Across town the ambiance at the 154-room Sheraton could not have been more different. Here, hard by I-270 was bottom-line, corporate best. The Crown-American Corp., which owns four Sheratons and four Holiday Inns in Maryland and Pennsylvania, has created an array of escape packages to fill their rooms during otherwise slack times.
We had signed up for the overnight "Deluxe Funbreak," Crown American's winter weekend plan that includes drinks, dinner, breakfast, a poolside or "King Size" room and "use of all facilities." Total price tag, including tax and tips came to $87. The motel also offers year-round honeymoon and anniversary deals, and seasonal packages for Shenandoah River rafters. Honeymooners get a split of champagne and "his" and "hers" blue T-shirts that say, "We spent our Honeymoon Funbreak at a crown american inn."
We shared the Sheraton with three honeymooning couples, nine others on the "Deluxe Funbreak," about 20 or so more on the regular "Funbreak" (discounted room without meals), a host of walk-in customers and convention-goers. The place was packed.
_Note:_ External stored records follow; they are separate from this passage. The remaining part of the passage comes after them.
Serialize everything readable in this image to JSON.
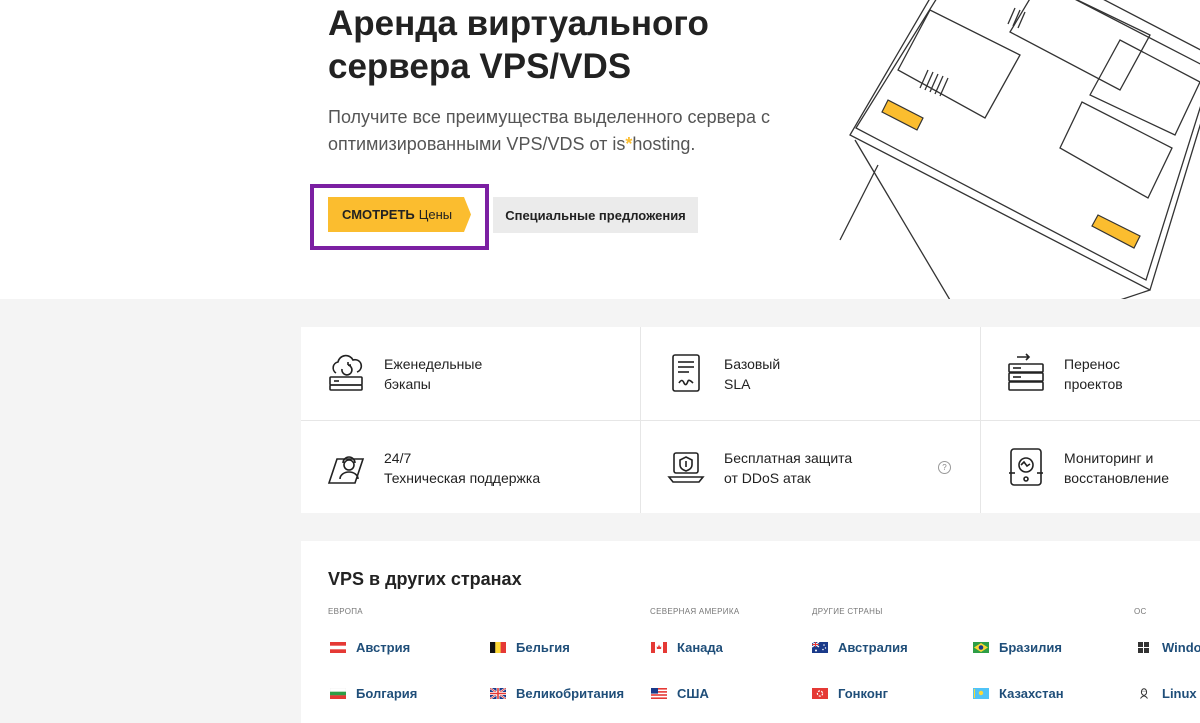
{
  "hero": {
    "title": "Аренда виртуального сервера VPS/VDS",
    "subtitle_before": "Получите все преимущества выделенного сервера с оптимизированными VPS/VDS от is",
    "subtitle_star": "*",
    "subtitle_after": "hosting.",
    "cta_bold": "СМОТРЕТЬ",
    "cta_rest": "Цены",
    "special_offers": "Специальные предложения"
  },
  "features": [
    {
      "line1": "Еженедельные",
      "line2": "бэкапы",
      "icon": "cloud-backup-icon"
    },
    {
      "line1": "Базовый",
      "line2": "SLA",
      "icon": "document-sla-icon"
    },
    {
      "line1": "Перенос",
      "line2": "проектов",
      "icon": "server-migration-icon"
    },
    {
      "line1": "24/7",
      "line2": "Техническая поддержка",
      "icon": "support-agent-icon"
    },
    {
      "line1": "Бесплатная защита",
      "line2": "от DDoS атак",
      "icon": "ddos-shield-icon"
    },
    {
      "line1": "Мониторинг и",
      "line2": "восстановление",
      "icon": "monitoring-icon"
    }
  ],
  "help_mark": "?",
  "countries": {
    "title": "VPS в других странах",
    "regions": {
      "europe": "Европа",
      "north_america": "Северная Америка",
      "other": "Другие страны",
      "os": "ОС"
    },
    "items": {
      "austria": "Австрия",
      "belgium": "Бельгия",
      "canada": "Канада",
      "australia": "Австралия",
      "brazil": "Бразилия",
      "windows": "Windows",
      "bulgaria": "Болгария",
      "uk": "Великобритания",
      "usa": "США",
      "hongkong": "Гонконг",
      "kazakhstan": "Казахстан",
      "linux": "Linux"
    }
  },
  "colors": {
    "accent": "#fbbd2f",
    "highlight": "#7b1fa2",
    "link": "#1f4e79"
  }
}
The poolside rooms were all gone, reserved months in advance by Parents Without Partners, numbering 134 adults with 34 youngsters, who filled the indoor pool and Jacuzzi during much of our stay. All of them seemed to have a wonderful time. The grownups had a luncheon, where they were seated by zodiac sign; a dinner, where they divided among hobby lines; and a "Roaring 20s" dance, which coordinator Jane Rippeon declared a roaring success.
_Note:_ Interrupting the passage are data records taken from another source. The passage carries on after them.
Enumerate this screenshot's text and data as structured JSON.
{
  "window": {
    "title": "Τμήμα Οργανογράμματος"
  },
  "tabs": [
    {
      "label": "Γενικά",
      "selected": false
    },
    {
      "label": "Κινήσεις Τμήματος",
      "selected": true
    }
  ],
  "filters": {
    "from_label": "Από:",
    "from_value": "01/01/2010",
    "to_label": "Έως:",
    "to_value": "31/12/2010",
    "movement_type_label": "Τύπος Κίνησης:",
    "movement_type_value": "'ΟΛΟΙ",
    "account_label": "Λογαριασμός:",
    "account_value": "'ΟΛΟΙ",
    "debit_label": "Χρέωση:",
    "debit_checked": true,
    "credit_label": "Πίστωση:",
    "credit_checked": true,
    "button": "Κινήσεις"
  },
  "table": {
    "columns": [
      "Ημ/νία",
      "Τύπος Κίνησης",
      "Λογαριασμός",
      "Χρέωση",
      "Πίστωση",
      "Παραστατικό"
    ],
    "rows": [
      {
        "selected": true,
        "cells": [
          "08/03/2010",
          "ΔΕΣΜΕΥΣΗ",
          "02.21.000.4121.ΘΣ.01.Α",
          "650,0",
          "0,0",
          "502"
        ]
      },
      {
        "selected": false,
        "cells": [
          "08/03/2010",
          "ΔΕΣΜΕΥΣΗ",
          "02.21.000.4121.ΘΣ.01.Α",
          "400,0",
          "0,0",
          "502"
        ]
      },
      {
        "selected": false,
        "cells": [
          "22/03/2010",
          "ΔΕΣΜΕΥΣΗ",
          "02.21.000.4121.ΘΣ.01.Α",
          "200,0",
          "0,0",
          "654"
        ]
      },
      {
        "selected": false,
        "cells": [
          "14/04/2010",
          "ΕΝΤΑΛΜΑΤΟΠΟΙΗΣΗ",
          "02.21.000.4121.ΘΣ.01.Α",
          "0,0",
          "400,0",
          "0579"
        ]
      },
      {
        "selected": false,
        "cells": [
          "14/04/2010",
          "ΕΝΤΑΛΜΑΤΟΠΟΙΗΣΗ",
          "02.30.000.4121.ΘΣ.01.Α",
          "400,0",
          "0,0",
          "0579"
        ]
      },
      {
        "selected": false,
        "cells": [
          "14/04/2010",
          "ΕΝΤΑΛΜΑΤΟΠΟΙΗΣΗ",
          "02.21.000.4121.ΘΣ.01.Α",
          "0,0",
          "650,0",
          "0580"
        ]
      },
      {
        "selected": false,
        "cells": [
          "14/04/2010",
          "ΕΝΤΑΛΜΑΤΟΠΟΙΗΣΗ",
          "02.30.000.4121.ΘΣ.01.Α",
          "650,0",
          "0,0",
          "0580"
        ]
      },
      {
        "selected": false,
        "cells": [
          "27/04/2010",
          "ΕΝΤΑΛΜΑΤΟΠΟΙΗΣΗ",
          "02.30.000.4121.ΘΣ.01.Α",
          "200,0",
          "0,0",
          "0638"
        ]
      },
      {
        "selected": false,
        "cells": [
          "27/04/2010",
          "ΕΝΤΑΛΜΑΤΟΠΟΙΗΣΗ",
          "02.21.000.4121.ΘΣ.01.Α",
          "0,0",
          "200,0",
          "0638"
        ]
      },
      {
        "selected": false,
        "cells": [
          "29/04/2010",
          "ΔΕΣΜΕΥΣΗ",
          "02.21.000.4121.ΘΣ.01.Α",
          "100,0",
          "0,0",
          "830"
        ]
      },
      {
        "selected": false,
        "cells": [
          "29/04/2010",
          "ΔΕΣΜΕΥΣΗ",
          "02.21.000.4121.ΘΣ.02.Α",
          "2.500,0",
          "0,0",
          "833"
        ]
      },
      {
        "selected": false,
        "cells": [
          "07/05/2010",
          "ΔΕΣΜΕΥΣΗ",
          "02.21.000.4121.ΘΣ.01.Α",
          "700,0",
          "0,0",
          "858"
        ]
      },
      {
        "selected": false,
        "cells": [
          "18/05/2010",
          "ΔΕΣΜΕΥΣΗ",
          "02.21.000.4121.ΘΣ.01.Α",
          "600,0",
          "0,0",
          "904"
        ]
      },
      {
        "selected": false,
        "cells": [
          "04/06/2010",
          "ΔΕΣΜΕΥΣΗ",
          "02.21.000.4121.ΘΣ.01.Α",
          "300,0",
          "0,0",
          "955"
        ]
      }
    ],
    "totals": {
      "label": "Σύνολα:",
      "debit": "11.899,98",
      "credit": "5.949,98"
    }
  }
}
Spring Bank was mostly for grownups. The Sheraton, however, seemed an escape made for families and kids, with miniature golf and table tennis almost as popular as the pool. Only the sauna was largely unused. We could envision our son loving every minute of it, while his parents with partners enjoyed the apartness with defined limits. We'd been there, in such memorable spots as the Grantsville, Mo., Holiday Inn and the Westlake, Ohio, Sheraton. Only this one was closer to home.
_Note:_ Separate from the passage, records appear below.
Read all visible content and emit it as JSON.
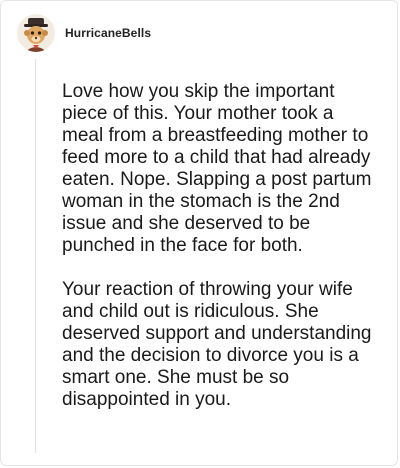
{
  "comment": {
    "author": {
      "username": "HurricaneBells",
      "avatar_icon": "cartoon-cowboy-avatar-icon"
    },
    "paragraphs": [
      "Love how you skip the important piece of this. Your mother took a meal from a breastfeeding mother to feed more to a child that had already eaten. Nope. Slapping a post partum woman in the stomach is the 2nd issue and she deserved to be punched in the face for both.",
      "Your reaction of throwing your wife and child out is ridiculous. She deserved support and understanding and the decision to divorce you is a smart one. She must be so disappointed in you."
    ]
  },
  "colors": {
    "text": "#1a1a1a",
    "border": "#e6e6e6",
    "thread_line": "#e2e2e2"
  }
}
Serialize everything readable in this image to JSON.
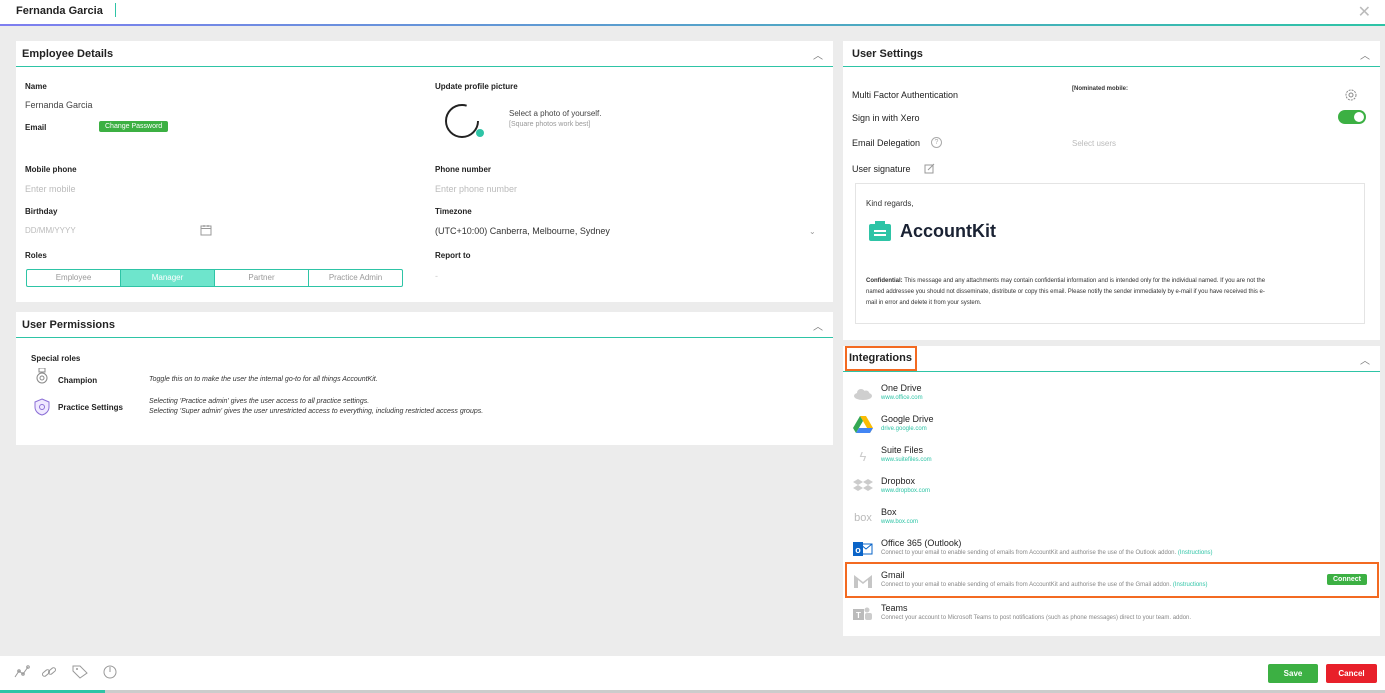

By chain standards, the food was good. The dinner salad bar was exceptional. A piano player ran through all the old standards, beginning, with "As Time Goes By." Rick's Cafe this was not, despite the Casablanca-style ceiling fans, but it was pleasant enough.
Our room was all bed -- king-sized with six pillows. A digital alarm clock and two bedside lamps were permantly afixed to nightstands.
We slept later Sunday than Saturday, and, instead of having breakfast served to us in our room, we wound our way around the hotel corridors to what the brochure calls "a lush tropical courtyard, accented with a romantic gazebo" for a buffet breakfast. Suffice it to say that breakfast was ample and to my liking.
If Spring Bank Farm Inn offered authentic atomosphere, the Sheraton was suffused with plastic. No porcelain sink and tub here. Even our blanket was synthetic. Amid all that was ersatz, however, were fresh table flowers at both breakfast and dinner.
Following a decent interval after breakfast, we sweated in the sauna, swam in the pool and sat in the Jacuzzi with two teeny boppers and their tape deck. I dragged my reluctant mate on to the miniature golf course where she swears she sunk the ball in the clown's mouth on the last hole.
Our "Funbreak" check-out was at 2 p.m., two hours later than normal. By then, the pool and Jacuzzi were almost empty, a prime time for grownups to jump in. But by then, we had already jumped out.
Outside it was a beautiful still Sunday. The mountains loomed straight ahead, an old white farmhouse with a red barn in the foreground. To the right, the Francis Scott Key Mall parking lot was almost empty. Off to one side was the familiar red roof of a Pizza Hut on Route 355, the other road to Spring Bank, or Washington depending on your direct. We took the back road home.